What is new is that these technologies are beginning to make in out of Langly (CIA) and Ft. Mead (NSA) and be combined in new and practical ways in web applications. Many of these technologies are beginning to make their way into commercial products and whatever limitations they have are being mitigated by supplementing human intervention.

For example, at my company, Voxant, we are using state of the art speech recognition to create transcripts. We supplement these transcripts with advanced entity recognition software to identify people, places, and important noun-phrases. We add to this, facial recognition to identify speakers, and are working on fractal scene recognition to begin to be able to describe “what is happening” in a piece of video. These are reviewed by humans, corrected and fed back into the system to create a “feed-back-loop” that makes our engine smarter. The result is a searchable index makes the otherwise “opaque” video increasingly discoverable and transparent.
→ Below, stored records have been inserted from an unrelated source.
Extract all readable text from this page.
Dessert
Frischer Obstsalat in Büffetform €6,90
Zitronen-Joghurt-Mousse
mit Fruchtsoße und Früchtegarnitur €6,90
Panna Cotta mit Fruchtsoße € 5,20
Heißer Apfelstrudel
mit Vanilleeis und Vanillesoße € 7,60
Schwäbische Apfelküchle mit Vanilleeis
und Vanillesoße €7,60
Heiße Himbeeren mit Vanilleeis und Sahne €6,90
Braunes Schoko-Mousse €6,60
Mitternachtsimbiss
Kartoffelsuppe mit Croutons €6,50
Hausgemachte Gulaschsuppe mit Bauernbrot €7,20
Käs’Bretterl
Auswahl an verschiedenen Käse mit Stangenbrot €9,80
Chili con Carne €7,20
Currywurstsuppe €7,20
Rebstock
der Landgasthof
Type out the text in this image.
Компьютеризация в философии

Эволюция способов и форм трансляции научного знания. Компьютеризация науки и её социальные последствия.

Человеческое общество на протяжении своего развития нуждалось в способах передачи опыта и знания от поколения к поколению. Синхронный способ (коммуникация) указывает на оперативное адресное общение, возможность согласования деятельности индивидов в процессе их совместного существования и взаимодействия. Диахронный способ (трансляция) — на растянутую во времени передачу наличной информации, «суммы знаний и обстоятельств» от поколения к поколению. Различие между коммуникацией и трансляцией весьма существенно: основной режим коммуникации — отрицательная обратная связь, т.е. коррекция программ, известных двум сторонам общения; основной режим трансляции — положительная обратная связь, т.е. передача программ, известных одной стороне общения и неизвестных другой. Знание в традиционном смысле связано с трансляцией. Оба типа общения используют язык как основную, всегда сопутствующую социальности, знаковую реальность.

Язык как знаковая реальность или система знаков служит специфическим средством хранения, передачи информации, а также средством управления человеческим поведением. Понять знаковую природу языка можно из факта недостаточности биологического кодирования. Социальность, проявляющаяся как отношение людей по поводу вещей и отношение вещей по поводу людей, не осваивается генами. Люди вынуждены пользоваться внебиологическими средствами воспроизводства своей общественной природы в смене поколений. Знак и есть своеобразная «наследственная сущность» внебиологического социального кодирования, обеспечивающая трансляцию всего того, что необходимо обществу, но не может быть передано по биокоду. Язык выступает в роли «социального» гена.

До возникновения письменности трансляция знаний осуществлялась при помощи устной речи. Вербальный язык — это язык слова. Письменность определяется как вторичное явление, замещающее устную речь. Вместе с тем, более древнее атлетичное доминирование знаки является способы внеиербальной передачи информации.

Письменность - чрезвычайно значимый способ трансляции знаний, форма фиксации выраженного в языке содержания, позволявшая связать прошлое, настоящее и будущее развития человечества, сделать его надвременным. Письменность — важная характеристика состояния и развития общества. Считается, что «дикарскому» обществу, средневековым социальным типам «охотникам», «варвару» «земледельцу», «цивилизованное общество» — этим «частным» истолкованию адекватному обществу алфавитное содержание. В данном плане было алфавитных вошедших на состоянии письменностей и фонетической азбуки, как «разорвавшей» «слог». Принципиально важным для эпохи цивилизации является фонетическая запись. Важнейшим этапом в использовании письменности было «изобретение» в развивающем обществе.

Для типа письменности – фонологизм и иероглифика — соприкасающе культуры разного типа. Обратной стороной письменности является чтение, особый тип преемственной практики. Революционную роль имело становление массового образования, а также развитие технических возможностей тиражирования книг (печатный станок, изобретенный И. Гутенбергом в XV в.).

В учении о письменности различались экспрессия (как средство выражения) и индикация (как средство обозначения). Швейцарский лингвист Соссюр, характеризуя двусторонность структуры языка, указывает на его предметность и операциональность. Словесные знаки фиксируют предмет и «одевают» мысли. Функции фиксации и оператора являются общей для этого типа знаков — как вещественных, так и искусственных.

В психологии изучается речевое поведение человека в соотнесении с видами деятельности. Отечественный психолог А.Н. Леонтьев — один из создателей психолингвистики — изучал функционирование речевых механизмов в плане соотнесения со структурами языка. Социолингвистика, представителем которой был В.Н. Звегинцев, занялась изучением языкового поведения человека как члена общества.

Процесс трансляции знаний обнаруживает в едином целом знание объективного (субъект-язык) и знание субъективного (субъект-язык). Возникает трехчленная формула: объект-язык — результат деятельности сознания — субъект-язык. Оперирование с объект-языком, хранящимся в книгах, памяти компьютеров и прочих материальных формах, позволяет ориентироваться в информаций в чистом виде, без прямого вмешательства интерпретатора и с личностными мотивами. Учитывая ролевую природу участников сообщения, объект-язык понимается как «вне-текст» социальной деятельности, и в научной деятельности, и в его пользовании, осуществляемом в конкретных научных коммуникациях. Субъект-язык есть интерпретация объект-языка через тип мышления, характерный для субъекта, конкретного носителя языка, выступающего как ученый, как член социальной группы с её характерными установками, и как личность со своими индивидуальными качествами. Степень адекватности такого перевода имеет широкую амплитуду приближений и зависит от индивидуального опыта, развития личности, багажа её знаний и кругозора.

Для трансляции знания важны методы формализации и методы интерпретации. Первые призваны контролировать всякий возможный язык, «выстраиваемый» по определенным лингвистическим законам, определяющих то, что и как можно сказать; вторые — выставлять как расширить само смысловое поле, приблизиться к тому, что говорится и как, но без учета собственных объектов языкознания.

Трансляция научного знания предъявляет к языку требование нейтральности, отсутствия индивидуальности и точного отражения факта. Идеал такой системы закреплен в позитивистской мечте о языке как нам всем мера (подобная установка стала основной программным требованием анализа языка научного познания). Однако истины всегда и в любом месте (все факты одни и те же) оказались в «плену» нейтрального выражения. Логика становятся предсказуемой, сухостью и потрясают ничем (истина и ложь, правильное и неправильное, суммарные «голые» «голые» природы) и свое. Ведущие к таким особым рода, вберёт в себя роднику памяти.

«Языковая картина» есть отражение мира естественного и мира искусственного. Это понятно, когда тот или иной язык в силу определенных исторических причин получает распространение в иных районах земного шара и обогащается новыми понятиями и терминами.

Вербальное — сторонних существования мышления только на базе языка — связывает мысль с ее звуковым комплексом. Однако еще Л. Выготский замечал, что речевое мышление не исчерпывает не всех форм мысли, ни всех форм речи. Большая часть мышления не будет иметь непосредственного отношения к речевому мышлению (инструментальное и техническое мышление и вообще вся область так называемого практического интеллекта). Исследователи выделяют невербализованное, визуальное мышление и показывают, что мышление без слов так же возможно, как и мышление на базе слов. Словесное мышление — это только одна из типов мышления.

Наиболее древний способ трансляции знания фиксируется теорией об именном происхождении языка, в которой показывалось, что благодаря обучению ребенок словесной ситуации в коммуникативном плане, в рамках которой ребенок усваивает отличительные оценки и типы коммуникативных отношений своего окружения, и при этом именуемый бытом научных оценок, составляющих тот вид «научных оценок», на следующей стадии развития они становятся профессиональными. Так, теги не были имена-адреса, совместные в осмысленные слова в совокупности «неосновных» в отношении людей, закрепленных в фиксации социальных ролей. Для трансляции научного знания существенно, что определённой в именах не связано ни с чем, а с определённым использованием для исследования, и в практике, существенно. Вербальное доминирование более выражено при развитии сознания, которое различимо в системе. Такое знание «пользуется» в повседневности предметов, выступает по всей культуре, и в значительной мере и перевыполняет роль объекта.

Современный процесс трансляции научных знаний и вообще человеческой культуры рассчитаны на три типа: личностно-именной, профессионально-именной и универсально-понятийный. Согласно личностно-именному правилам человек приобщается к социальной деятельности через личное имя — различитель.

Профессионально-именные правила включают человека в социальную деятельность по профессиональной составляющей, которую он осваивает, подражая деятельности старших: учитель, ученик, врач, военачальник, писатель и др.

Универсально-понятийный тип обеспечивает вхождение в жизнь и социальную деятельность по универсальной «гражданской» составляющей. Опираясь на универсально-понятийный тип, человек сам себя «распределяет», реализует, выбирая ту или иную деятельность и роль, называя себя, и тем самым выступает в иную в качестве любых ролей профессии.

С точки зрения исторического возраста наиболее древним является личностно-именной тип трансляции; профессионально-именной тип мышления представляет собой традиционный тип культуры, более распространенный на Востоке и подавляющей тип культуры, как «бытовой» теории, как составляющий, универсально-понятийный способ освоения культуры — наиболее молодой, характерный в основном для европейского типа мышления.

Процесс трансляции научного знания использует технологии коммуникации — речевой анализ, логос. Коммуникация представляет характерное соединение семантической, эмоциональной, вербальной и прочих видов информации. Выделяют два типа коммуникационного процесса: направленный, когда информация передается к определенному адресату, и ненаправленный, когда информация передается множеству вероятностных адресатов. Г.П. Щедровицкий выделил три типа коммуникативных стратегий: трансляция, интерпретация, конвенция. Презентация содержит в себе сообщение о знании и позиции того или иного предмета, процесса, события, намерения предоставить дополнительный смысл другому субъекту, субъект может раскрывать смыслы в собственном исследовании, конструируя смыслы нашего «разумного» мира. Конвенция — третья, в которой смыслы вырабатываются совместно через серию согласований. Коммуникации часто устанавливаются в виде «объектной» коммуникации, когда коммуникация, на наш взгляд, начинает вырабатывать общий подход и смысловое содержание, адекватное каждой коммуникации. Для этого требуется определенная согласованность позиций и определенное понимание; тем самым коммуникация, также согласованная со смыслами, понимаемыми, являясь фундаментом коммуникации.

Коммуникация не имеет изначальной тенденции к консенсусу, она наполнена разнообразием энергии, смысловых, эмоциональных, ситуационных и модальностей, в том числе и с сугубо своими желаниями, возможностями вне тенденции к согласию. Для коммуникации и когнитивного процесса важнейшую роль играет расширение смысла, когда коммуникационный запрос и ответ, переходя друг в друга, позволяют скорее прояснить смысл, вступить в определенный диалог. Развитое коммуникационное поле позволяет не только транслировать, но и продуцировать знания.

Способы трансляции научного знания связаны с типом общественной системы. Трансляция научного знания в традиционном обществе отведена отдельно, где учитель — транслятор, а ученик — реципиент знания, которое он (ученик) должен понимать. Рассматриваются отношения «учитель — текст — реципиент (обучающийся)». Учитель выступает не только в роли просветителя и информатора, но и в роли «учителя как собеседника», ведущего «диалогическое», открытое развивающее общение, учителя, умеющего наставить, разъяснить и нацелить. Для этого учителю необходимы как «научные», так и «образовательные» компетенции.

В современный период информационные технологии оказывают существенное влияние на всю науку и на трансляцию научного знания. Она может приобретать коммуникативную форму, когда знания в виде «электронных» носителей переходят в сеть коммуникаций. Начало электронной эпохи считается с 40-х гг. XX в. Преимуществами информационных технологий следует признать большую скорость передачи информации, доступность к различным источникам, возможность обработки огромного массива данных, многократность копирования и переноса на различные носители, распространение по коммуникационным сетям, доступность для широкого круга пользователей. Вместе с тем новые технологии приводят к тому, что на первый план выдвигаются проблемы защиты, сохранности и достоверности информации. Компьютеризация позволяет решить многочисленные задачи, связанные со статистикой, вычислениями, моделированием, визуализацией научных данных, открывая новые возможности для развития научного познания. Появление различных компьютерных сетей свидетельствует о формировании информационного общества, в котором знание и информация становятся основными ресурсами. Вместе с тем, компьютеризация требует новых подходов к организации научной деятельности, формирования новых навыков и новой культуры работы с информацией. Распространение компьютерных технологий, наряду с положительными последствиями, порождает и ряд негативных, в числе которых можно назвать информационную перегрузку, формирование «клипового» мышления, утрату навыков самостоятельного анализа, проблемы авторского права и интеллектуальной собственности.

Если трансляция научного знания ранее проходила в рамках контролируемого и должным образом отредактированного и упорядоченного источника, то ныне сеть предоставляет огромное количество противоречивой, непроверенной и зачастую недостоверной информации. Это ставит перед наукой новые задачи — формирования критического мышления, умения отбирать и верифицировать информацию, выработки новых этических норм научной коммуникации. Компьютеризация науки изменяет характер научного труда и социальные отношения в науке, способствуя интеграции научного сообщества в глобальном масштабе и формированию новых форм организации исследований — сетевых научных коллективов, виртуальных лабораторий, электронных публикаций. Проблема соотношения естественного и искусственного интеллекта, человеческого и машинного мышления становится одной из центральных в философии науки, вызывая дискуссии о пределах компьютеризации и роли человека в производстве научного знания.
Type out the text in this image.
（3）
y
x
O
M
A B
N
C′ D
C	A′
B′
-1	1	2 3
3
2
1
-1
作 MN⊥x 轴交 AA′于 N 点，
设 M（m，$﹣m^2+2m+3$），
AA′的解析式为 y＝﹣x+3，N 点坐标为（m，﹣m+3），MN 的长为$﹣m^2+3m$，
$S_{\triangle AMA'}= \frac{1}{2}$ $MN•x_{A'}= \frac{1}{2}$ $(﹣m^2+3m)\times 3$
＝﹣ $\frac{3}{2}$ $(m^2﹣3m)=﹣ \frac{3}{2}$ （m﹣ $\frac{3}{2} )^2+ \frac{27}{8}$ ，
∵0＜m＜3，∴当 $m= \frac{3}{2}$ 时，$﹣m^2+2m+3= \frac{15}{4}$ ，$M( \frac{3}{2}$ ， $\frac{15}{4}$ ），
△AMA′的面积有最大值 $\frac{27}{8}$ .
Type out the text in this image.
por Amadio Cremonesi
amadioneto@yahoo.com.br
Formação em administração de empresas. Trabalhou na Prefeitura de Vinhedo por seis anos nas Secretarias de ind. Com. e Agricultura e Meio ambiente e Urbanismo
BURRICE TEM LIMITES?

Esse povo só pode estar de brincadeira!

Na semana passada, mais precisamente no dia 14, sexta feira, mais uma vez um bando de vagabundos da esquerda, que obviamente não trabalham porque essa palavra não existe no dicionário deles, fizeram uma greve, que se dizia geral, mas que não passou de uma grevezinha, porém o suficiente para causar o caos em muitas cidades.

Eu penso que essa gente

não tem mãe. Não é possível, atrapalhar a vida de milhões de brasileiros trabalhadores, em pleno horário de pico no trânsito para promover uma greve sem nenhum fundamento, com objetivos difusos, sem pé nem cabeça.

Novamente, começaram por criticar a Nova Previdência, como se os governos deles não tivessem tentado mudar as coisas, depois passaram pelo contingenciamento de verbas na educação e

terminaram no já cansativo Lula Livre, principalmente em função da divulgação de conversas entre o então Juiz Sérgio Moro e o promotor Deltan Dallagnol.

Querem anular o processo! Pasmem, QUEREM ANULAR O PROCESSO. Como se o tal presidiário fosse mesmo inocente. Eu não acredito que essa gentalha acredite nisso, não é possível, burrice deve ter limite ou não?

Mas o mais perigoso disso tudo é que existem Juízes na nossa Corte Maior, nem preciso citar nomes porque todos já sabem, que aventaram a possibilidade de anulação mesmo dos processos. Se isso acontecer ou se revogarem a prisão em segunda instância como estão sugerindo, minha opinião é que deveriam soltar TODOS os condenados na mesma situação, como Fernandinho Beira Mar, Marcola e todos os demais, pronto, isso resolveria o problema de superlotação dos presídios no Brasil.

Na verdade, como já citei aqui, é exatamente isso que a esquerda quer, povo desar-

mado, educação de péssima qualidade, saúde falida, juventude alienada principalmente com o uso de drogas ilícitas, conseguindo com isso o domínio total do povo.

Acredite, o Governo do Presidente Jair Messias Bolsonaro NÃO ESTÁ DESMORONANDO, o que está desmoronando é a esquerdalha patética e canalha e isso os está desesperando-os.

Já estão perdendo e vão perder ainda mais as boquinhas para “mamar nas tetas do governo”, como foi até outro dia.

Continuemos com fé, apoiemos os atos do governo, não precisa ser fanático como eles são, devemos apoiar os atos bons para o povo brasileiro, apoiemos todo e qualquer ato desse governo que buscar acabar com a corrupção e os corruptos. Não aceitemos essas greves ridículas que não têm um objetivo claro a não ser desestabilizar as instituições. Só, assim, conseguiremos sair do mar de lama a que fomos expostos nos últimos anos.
Even more exciting is this: Over the next few years these new technologies will mainstream….. when combined with “user tagging” by viewers, the “wisdom of crowds” adds an even more valuable layer of intelligence. Later this year we will start enlisting our customers to help us do this, making the media more discoverable, relevant and in practical terms “usable” through the collective wisdom of new technologies and perceptive viewers.

 

We just launched Viddler.com and believe it’s the right step towards social timed tagging.

Search to points in time instantly!
Hyperlink those moments in time.
Share those moments as well.

We believe Tagging and Commenting at moments is essential.